Nem o próprio Raul Seixas imaginava onde O dia em que a terra parou iria parar e que situação a tiraria do seu baú. Foi uma forma lúdica que alguém encontrou de ler aquelas sonoras previsões proféticas se realizando neste agora de nossas vidas. De minha parte, admirador da poesia, vou buscar em outra fonte, mais refinada – segundo meus critérios – não uma profecia, mas uma memória, tão irônica e provocante, senão mais, que a canção ressuscitada. Trata-se de uma Página de história, que transcrevo para os leitores:
De uma História Universal editada no Século XXXIII: “Os homens do Século Vinte, talvez por motivos que só a miséria explicaria,
costumavam aglomerar-se inconfortavelmente em enormes cortiços de cimento. Alguns atribuem o fato a não se sabe que misterioso pânico ao simples contato com a natureza; mas isso é matéria de ficcinonistas, místicos e poetas… O historiador sabe apenas que chegou a haver, em certas grandes áreas, conjuntos de cortiços erguidos lado a lado sem o suficiente espaço de arejamento, que poderiam alojar vários milhões de indivíduos. Era, por assim dizer, uma vida de insetos – mas sem a segurança que apresentam as habitações construídas por estes.”
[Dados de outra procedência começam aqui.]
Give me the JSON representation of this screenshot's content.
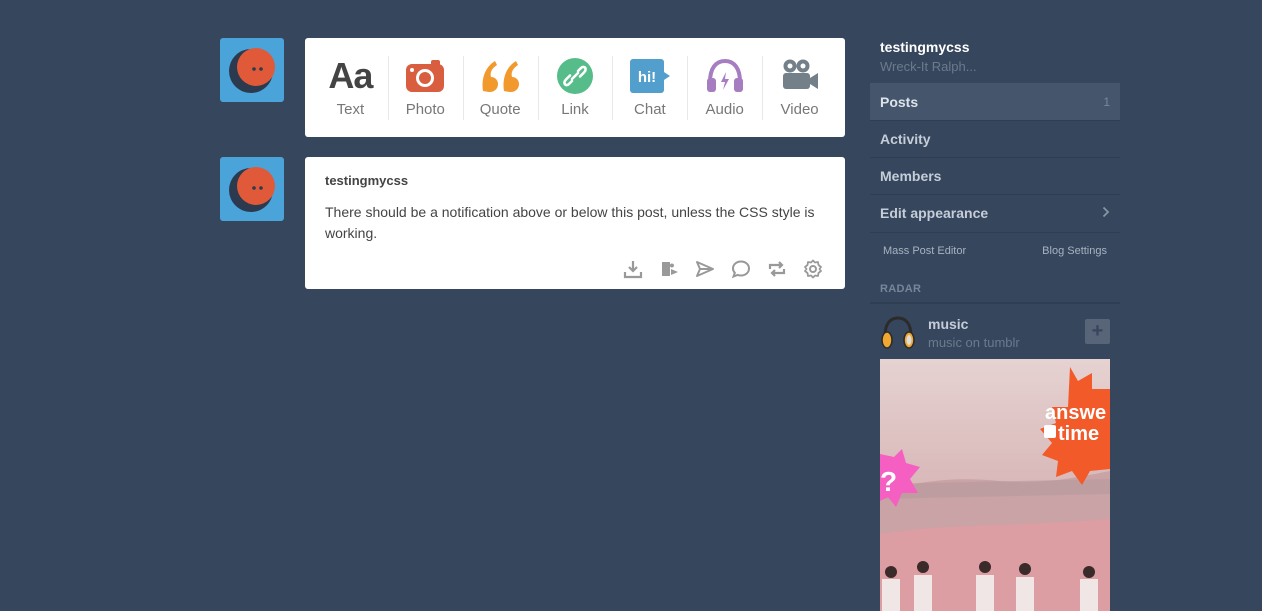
{
  "post_types": [
    {
      "label": "Text",
      "icon": "text-icon",
      "color": "#444444"
    },
    {
      "label": "Photo",
      "icon": "camera-icon",
      "color": "#d95e40"
    },
    {
      "label": "Quote",
      "icon": "quote-icon",
      "color": "#f2992e"
    },
    {
      "label": "Link",
      "icon": "link-icon",
      "color": "#56bc8a"
    },
    {
      "label": "Chat",
      "icon": "chat-icon",
      "color": "#529ecc"
    },
    {
      "label": "Audio",
      "icon": "headphones-icon",
      "color": "#a77dc2"
    },
    {
      "label": "Video",
      "icon": "video-camera-icon",
      "color": "#748089"
    }
  ],
  "post": {
    "author": "testingmycss",
    "body": "There should be a notification above or below this post, unless the CSS style is working.",
    "actions": [
      "download-icon",
      "puzzle-icon",
      "send-icon",
      "reply-icon",
      "reblog-icon",
      "gear-icon"
    ]
  },
  "sidebar": {
    "blog_name": "testingmycss",
    "blog_desc": "Wreck-It Ralph...",
    "menu": [
      {
        "label": "Posts",
        "count": "1"
      },
      {
        "label": "Activity"
      },
      {
        "label": "Members"
      },
      {
        "label": "Edit appearance"
      }
    ],
    "links": {
      "left": "Mass Post Editor",
      "right": "Blog Settings"
    },
    "radar": {
      "title": "RADAR",
      "blog_name": "music",
      "blog_desc": "music on tumblr",
      "follow": "+",
      "image_text": [
        "answe",
        "time",
        "?"
      ]
    }
  },
  "colors": {
    "dashboard_bg": "#36465d",
    "avatar_bg": "#4aa3d9",
    "accent_orange": "#e05a3a"
  }
}
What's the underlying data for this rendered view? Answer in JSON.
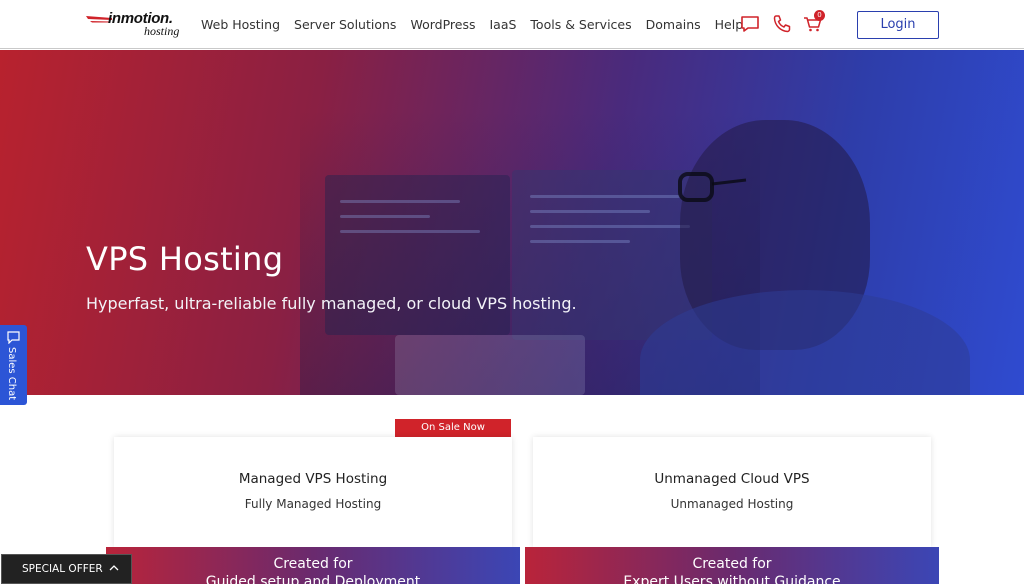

O Caderno H, de Mario Quintana, de onde extraio essa informação poética, traz tantos outros diamantes literários ou, na expressão dele mesmo, quintanares – Que eu vou passando e passando,/ como em busca de outros ares…/ sempre de barco passando,/ cantando meus quintanares, em Canção de barco e de olvido – cuja leitura recomendo com insistência. Nada perderás, exceto se não leres.
Mas o que me move são outras reflexões que pedem sejam feitas. Diante da pandemia e cônscio de sua gravidade, eu enxergo além, percebo muitos outros exames que devem ser feitos, não apenas aqueles que confirmam ou descartam a presença do vírus. Pouco a pouco, vou me convencendo de que um exame histórico de nossas consciências, de nosso modus vivendi, de nossas reais preocupações e tanto mais estão ululando no ar, desejando nos infectar positivamente e, se não o formos, continuaremos doentes, pois o Coronavírus, julgo, é reflexo de pandemias antigas e de outras ordens, com diferentes motivações, valoradas por vetores comumente corrompidos, até então e a muito tempo despercebidas pela massa – ou não querendo serem vistas.
Em outro quintanar seu, o poeta diz que Com o tempo, não vamos ficando sozinhos apenas pelos que se foram: vamos ficando sozinhos uns dos outros, pensamento cujo título é Coisas do tempo, ao que acrescentaríamos o pronome possessivo nosso, Coisas do nosso tempo. Penso em todos aqueles que já vivem a solidão em seu dia-a-dia e que, agora, sós e isolados, devido ao
misterioso pânico ao simples contato com a natureza – lembrando a Página de história – encontram-se em seus aposentos, esperando… Com toda a força metafórica que a poesia contém, foi assim mesmo que aconteceu: Cinco minutos
depois que todas as nações do mundo decretaram mobilização geral, houve a imobilização geral – está no Caderno H, letra que dá início a esta pequena História do fim do mundo.
Estamos longe do fim do mundo, óbvio. É apenas o tom dramático que carrega consigo um verso bem escrito e que caiu bem no enredo. Mas também é verdade que esta Pausa está longe, Oh! [como está longe de] todo o sossego e lucidez das madrugadas, quando o último grilo já parou seu canto e ainda não se ouviu o canto do primeiro pássaro – sempre Mario Quintana, poeta
e pro(feta)fundo conhecedor da vida.